Us
6 Inconveniente
Notas iniciais
As festividades depressa acabaram. As ruas que dantes estavam cheias de pessoas entusiasmadas agora encontravam-se vazias, vingativas. As decorações que o povo conseguiu fazer e inventar com o pouco que tinha, estavam já com a folhagem seca. As crianças que dantes brincavam alegremente na rua, estavam agora trancadas em casa com medo do que poderia acontecer. Em poucos meses Paris mudou, França mudou e ninguém consegue perceber como e porquê.

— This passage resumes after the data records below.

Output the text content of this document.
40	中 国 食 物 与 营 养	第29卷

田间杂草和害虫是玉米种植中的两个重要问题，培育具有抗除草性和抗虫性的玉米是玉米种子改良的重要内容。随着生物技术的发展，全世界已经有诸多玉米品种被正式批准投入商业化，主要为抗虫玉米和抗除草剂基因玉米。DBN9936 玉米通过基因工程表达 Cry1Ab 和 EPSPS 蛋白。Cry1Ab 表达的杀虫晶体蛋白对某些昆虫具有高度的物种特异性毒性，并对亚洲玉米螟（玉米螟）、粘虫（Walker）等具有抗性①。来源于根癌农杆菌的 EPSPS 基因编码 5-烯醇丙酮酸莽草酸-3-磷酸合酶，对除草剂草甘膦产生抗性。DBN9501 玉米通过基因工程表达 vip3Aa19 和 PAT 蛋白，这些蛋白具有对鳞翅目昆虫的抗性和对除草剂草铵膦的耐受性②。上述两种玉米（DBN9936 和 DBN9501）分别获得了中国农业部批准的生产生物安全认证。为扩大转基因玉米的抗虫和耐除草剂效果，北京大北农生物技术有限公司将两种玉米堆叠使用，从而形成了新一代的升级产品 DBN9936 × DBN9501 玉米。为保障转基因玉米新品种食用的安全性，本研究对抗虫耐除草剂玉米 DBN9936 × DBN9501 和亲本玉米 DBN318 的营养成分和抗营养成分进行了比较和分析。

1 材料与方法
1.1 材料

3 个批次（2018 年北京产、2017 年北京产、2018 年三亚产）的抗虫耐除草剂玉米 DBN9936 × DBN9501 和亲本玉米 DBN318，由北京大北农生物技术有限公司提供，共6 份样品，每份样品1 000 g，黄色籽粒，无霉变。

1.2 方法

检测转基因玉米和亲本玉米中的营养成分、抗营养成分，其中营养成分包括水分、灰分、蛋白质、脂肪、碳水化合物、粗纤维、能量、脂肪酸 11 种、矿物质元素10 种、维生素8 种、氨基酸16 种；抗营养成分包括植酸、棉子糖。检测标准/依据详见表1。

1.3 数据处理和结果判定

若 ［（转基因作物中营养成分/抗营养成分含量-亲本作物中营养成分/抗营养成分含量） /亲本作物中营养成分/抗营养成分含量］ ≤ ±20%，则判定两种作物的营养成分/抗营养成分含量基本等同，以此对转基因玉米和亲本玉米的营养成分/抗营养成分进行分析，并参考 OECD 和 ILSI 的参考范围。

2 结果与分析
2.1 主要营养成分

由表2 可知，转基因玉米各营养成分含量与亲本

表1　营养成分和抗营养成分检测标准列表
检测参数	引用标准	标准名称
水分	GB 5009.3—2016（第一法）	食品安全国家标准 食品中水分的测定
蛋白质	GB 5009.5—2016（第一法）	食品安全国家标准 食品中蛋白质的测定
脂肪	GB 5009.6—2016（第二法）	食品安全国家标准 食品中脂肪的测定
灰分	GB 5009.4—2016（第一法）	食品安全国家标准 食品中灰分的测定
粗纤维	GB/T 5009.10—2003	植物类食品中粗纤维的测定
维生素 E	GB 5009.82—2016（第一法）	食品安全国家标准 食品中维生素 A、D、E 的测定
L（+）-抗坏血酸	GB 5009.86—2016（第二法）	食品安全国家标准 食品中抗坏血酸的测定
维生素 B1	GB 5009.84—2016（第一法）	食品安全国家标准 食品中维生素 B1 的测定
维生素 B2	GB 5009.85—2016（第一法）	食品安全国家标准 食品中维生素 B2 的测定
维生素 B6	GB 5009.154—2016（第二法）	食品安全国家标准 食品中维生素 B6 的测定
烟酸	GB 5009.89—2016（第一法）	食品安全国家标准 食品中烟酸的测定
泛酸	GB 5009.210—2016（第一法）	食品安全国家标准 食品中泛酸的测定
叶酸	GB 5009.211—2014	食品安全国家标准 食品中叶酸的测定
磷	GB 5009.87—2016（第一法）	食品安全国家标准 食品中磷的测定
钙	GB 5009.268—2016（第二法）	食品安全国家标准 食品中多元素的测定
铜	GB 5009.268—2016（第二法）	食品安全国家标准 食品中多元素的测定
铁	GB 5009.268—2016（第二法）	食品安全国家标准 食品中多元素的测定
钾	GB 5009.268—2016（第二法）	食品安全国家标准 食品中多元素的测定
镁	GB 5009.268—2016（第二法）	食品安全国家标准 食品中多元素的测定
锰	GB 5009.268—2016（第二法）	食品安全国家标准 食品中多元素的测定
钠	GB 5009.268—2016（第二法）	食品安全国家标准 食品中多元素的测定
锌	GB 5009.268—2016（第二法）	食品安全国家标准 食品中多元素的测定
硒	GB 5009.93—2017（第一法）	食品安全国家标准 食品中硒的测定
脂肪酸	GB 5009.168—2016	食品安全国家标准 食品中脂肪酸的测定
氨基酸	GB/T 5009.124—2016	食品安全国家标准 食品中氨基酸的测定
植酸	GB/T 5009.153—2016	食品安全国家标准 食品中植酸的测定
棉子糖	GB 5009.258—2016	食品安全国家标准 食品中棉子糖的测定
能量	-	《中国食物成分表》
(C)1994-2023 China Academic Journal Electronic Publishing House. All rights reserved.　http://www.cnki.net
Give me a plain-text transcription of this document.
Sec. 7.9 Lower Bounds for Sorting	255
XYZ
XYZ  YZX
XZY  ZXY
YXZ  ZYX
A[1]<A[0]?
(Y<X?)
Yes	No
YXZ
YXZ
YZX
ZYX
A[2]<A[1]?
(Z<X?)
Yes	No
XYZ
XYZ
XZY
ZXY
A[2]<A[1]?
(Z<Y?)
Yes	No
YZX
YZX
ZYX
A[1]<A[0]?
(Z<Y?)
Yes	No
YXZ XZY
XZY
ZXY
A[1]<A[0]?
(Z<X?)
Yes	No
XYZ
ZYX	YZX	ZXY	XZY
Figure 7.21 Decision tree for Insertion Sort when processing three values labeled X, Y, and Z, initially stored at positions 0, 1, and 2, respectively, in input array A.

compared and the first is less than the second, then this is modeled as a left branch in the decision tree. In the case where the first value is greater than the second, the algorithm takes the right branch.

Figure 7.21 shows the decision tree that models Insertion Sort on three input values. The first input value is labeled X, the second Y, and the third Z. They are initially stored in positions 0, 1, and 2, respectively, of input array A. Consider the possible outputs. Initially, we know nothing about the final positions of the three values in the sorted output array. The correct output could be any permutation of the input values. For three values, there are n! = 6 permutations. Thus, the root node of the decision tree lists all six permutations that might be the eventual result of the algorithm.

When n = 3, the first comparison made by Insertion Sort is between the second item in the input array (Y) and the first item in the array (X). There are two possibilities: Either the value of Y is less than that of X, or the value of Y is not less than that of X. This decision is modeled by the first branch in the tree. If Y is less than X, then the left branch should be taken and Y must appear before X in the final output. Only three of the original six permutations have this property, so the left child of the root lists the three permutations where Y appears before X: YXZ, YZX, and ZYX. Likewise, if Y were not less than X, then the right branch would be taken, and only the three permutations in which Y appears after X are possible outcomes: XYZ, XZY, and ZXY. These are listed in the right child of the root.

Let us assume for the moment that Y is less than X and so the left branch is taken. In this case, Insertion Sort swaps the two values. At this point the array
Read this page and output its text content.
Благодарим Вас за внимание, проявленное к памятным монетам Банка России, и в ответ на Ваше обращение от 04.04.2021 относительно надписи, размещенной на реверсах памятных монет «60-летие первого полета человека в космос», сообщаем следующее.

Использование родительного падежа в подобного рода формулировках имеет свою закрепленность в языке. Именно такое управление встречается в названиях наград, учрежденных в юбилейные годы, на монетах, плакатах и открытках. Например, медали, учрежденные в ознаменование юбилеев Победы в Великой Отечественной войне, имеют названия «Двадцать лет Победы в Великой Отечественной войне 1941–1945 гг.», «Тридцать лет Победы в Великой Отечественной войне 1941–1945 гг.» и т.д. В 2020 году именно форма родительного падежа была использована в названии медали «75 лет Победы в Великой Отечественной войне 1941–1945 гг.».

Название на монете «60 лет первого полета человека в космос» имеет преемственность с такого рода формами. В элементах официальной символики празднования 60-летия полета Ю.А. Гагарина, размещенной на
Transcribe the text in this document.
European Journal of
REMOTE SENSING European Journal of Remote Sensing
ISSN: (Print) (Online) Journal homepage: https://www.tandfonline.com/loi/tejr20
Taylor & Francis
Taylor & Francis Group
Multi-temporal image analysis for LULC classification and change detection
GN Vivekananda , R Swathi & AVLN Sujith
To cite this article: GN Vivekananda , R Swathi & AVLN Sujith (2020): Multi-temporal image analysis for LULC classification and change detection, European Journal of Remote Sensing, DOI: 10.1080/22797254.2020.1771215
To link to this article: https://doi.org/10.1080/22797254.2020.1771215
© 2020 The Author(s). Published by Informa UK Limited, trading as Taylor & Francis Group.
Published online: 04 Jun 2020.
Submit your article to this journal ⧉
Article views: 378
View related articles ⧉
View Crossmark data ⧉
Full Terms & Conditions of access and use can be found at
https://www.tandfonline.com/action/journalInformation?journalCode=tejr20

Ladybug continuava a os proteger mas a tensão que a nobreza colocava no povo aumentava cada vez mais. O povo percebia bem. O povo percebia que Ladybug não poderia fazer nada contra isso. Mas sentiam-se revoltados, traídos. E os heróis de Paris também tinham esses tipos de sentimentos – traídos e inútil contra a opressão da nobreza que era cada vez maior. O aumento de impostos, as regalias que o clero e a nobreza continham. A desvalorização do trabalhador… Todo o tipo de medidas económicas que o tão amado rei ajudava a estabelecer era para enriquecer os ainda mais ricos.
E isso tudo era motivo para enraivecer o terceiro estado, dar-lhe um motivo para iniciar uma revolta. Quem sabe, uma revolução!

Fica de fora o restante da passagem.